Question

In: Finance

1. What are the relevant cash flows for valuing a stock using different valuation methods (Free...

1. What are the relevant cash flows for valuing a stock using different valuation methods (Free Cash Flow to Equity and Dividend Discount Model)?

2. What are the different ways you can find cost of equity? Which is your preferred method?

3. When is a dividend discount model most suitable? When is it not suitable?

4. What would be the input to Excel Rate function if you are trying to find yearly dividend growth rate for a company which paid $2.5 as dividend exactly 4 years ago and has paid $3.5 today?

5. What is the difference between unsystematic and systematic risk according to the Capital Asset Pricing model?

Solutions

Expert Solution

1. (A) FREE CASH FLOW METHOD:- UNDER THIS METHOD VALUATION WILL BE DONE USING CASH FLOW OF A PARTICULAR STOCK IN A GIVEN PERIOD OF TIME. PRICE OF STOCK IS COMPLETELY DEPENDS ON CASH FLOW FREQUENCY OF THAT STOCK.

(B) DIVIDEND DISCOUNT MODEL:- IT IS A FINANCIAL MODEL THAT VALUES SHARES AT DISCOUNTED VALUE OF THE FUTURE DIVIDEND PAYMENTS. UNDER THIS MODEL PRICE OF A SHARE WILL BE CALCULATED BY NET PRESENT VALUE OF ALL EXPECTED FUTURE DIVIDEND PAYMENT DISCOUNTED BY AN APPROPRIATE RISK ADJUSTED RETURN.THE DIVIDEND DISCOUNT PRICE IS THE INTRINSIC VALUE OF THE STOCK.

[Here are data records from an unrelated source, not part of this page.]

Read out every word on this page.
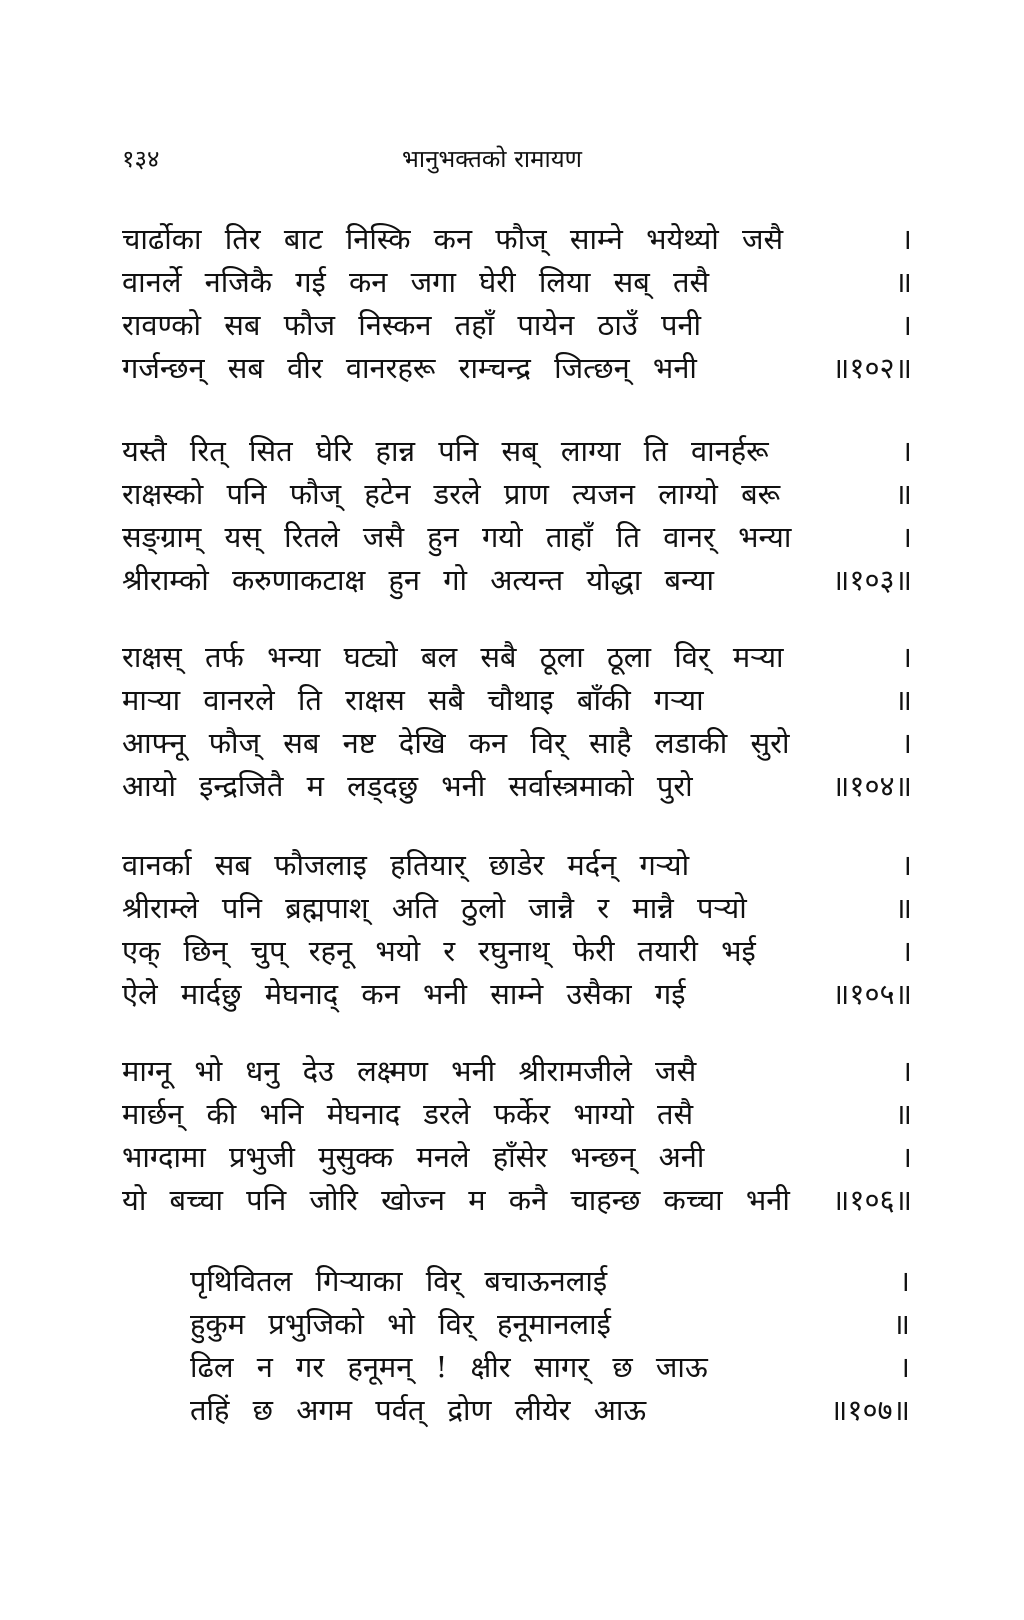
१३४	भानुभक्तको रामायण
चार्ढोका तिर बाट निस्कि कन फौज् साम्ने भयेथ्यो जसै	।
वानर्ले नजिकै गई कन जगा घेरी लिया सब् तसै	॥
रावण्को सब फौज निस्कन तहाँ पायेन ठाउँ पनी	।
गर्जन्छन् सब वीर वानरहरू राम्चन्द्र जित्छन् भनी	॥१०२॥
यस्तै रित् सित घेरि हान्न पनि सब् लाग्या ति वानर्हरू	।
राक्षस्को पनि फौज् हटेन डरले प्राण त्यजन लाग्यो बरू	॥
सङ्ग्राम् यस् रितले जसै हुन गयो ताहाँ ति वानर् भन्या	।
श्रीराम्को करुणाकटाक्ष हुन गो अत्यन्त योद्धा बन्या	॥१०३॥
राक्षस् तर्फ भन्या घट्यो बल सबै ठूला ठूला विर् मऱ्या	।
माऱ्या वानरले ति राक्षस सबै चौथाइ बाँकी गऱ्या	॥
आफ्नू फौज् सब नष्ट देखि कन विर् साहै लडाकी सुरो	।
आयो इन्द्रजितै म लड्दछु भनी सर्वास्त्रमाको पुरो	॥१०४॥
वानर्का सब फौजलाइ हतियार् छाडेर मर्दन् गऱ्यो	।
श्रीराम्ले पनि ब्रह्मपाश् अति ठुलो जान्नै र मान्नै पऱ्यो	॥
एक् छिन् चुप् रहनू भयो र रघुनाथ् फेरी तयारी भई	।
ऐले मार्दछु मेघनाद् कन भनी साम्ने उसैका गई	॥१०५॥
माग्नू भो धनु देउ लक्ष्मण भनी श्रीरामजीले जसै	।
मार्छन् की भनि मेघनाद डरले फर्केर भाग्यो तसै	॥
भाग्दामा प्रभुजी मुसुक्क मनले हाँसेर भन्छन् अनी	।
यो बच्चा पनि जोरि खोज्न म कनै चाहन्छ कच्चा भनी ॥१०६॥
पृथिवितल गिऱ्याका विर् बचाऊनलाई	।
हुकुम प्रभुजिको भो विर् हनूमानलाई	॥
ढिल न गर हनूमन् ! क्षीर सागर् छ जाऊ	।
तहिं छ अगम पर्वत् द्रोण लीयेर आऊ	॥१०७॥
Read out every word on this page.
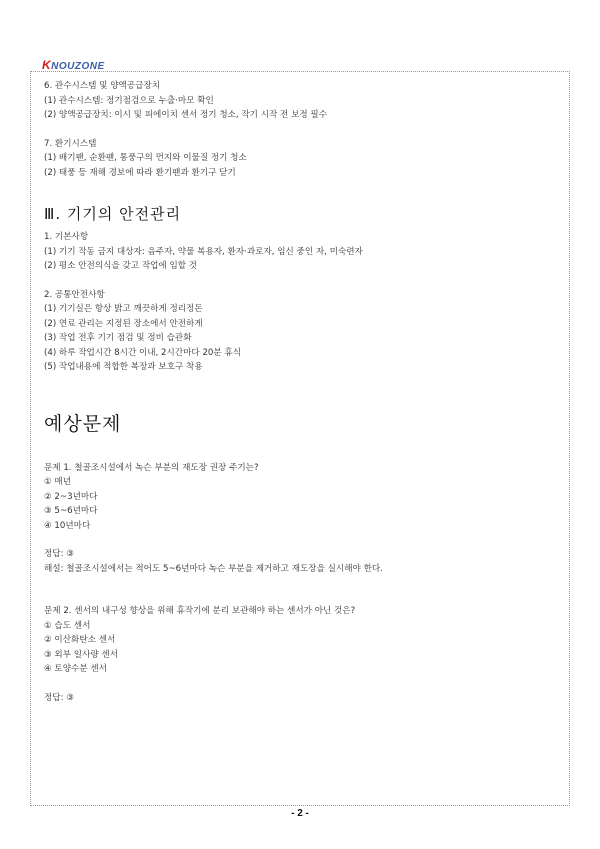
KNOUZONE
6. 관수시스템 및 양액공급장치
(1) 관수시스템: 정기점검으로 누출·마모 확인
(2) 양액공급장치: 이시 및 피에이치 센서 정기 청소, 작기 시작 전 보정 필수
7. 환기시스템
(1) 배기팬, 순환팬, 통풍구의 먼지와 이물질 정기 청소
(2) 태풍 등 재해 경보에 따라 환기팬과 환기구 닫기
Ⅲ. 기기의 안전관리
1. 기본사항
(1) 기기 작동 금지 대상자: 음주자, 약물 복용자, 환자·과로자, 임신 중인 자, 미숙련자
(2) 평소 안전의식을 갖고 작업에 임할 것
2. 공통안전사항
(1) 기기실은 항상 밝고 깨끗하게 정리정돈
(2) 연료 관리는 지정된 장소에서 안전하게
(3) 작업 전후 기기 점검 및 정비 습관화
(4) 하루 작업시간 8시간 이내, 2시간마다 20분 휴식
(5) 작업내용에 적합한 복장과 보호구 착용
예상문제
문제 1. 철골조시설에서 녹슨 부분의 재도장 권장 주기는?
① 매년
② 2~3년마다
③ 5~6년마다
④ 10년마다
정답: ③
해설: 철골조시설에서는 적어도 5~6년마다 녹슨 부분을 제거하고 재도장을 실시해야 한다.
문제 2. 센서의 내구성 향상을 위해 휴작기에 분리 보관해야 하는 센서가 아닌 것은?
① 습도 센서
② 이산화탄소 센서
③ 외부 일사량 센서
④ 토양수분 센서
정답: ③
- 2 -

2. METHOD TO FIND COST OF EQUITY:-

(A) KE= D/P-F

HERE

D= DIVIDEND

P= PRICE

F= FLOTATION COST

(B) KE= D1/P-F+G

D1= EXPECTED DIVIDEND

G= GROWTH RATE

(C) KE= RF +BETA(RM-RF) (CAPM MODEL)

RF= RISK FREE RATE

RM= MARKET RISK

RM-RF= RISK PREMIUM

MOST SUITABLE METHOD IS CAPM MODEL

3. DIVIDEND DISCOUNT MODEL IS SUITABLE TO CALCULATE FUTURE EXPECTED VALUE OF A STOCK. THIS MODEL IS SUITABLE WHEN GROWTH RATE IS GIVEN. IF GROWTH RATE IS NOT CONSIDERED THAN IT IS NOT SUITABLE.

4. KE=D1/P+G

5. DIFFERENCE BETWEEN SYSTEMATIC AND UNSYSTEMATIC RISK=

  • Systematic Risk does not have a specific definition but is inherent risk existing in the stock market. These risks are applicable to all the sectors but can be controlled. If there is an announcement or event which impacts the entire stock market, a consistent reaction will flow in which is a systematic risk. For e.g. if Government Bonds are offering a yield of 5% in comparison to the stock market which offers a minimum return of 10%. Suddenly, the government announces an additional tax burden of 1% on stock market transactions, this will be a systematic risk impacting all the stocks and may make the Government bonds more attractive.
  • Unsystematic Risk is an industry or firm-specific threat in each kind of investment. It is also known as “Specific Risk”, “Diversifiable risk” or “Residual Risk”. These are risks which are existing but are unplanned and can occur at any point of causing widespread disruption. For e.g. if the staff of the airline industry goes on an indefinite strike, then this will cause risk to the shares of the airlines industry and fall in the prices of the stock impacting this industry.